“The top four provinces of Makkah, Riyadh, Madinah and Eastern Province would require a housing investment of more than $160bn by 2015,” NCB Capital said in a report titled “Kingdom under construction.”
Besides, the mortgage market will grow five fold to $23.1bn by 2012, a mortgage to GDP ratio of 4.4 per cent.
“We expect the Saudi Government will expedite the proposed mortgage law, which is already part of its inflation mitigation plan, which in turn will unlock significant demand. This will drive real estate prices higher, thus putting pressure on rental yields.”
In April 2008, rents increased 20.4 per cent over the preceding year, contributing to inflation which hit a 27-year high of 10.5 per cent, due to the lack of residential supply and individuals forced to rent.
Saudi Arabia has relatively high rental yields.
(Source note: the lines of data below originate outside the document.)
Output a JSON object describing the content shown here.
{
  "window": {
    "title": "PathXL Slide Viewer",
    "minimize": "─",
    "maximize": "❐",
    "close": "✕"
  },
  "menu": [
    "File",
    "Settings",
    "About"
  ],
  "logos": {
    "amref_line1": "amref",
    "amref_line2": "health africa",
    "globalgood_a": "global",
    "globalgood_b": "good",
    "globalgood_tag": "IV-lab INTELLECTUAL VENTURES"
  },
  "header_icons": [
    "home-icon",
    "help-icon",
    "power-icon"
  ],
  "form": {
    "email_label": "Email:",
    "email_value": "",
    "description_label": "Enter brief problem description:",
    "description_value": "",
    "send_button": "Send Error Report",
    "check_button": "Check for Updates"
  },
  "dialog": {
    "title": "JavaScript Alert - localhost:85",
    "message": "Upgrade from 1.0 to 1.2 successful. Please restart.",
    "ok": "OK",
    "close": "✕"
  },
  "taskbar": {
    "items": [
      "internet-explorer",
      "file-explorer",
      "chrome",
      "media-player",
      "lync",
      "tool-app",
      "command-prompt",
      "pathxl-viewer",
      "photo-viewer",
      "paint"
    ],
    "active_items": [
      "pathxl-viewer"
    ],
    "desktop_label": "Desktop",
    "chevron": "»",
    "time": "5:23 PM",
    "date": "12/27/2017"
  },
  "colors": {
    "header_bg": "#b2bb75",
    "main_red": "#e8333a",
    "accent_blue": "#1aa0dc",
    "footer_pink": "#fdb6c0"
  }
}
Easy liquidity and negative real interest rate give investors a greater incentive to invest in real estate to benefit from attractive rental yields. Thus the upcoming mortgage law will improve housing affordability, driving more people to buy instead of rent.
Saudi nationals, due to their typically large household sizes, generally prefer to stay in independent houses or villas. Many of these houses have been built to custom requirements. In 2004, apartments formed only 37 per cent of all housing.
“We estimate the share of apartments in total housing to rise, given the increasing demand from the low income segment.”
There is a gradual trend towards the western family life style of smaller (nuclear) family units. This is one of the by-products of urban migration. Furthermore, the young population would marry and form new households. The current average household size in Saudi Arabia is estimated to be 5.62.
The report estimated the total household size to decline to 5.2 by 2015. The expatriate and non-Saudi household size is expected to remain constant at 4.1.
The report further expresses a bullish outlook on commercial real estate. Despite commercial rentals rising 15 per cent per annum over the past five years, they still remain low compared to regional and global levels, for instance rentals for prime office space in Doha and Dubai are at a steep premium of 190 per cent and 168 per cent respectively to Riyadh.
According to NCB Capital, key challenges facing the sector in the Kingdom include construction costs, which have been on the rise, driven by rising labour costs, due to unavailability of adequate and skilled labour, and raw material costs. Another challenge for the government is to satisfy the demand for low-income housing, given the typically large households in the Kingdom. The affordability of housing is also a genuine issue for lower income families.
The Saudi economy is one of the fastest growing economies in the world, with a growth in real GDP of 8.1 per cent for the period 2003-06. IMF forecasts indicate that the Kingdom’s GDP is projected to grow at a compound annual growth rate (CAGR) of 7.1 per cent for the period 2007-10.
The construction sector in Saudi has grown at a six per cent CAGR for 2004-06. Construction as a percentage of GDP has moved up from 6.7 per cent to 7.6 per cent during the same period.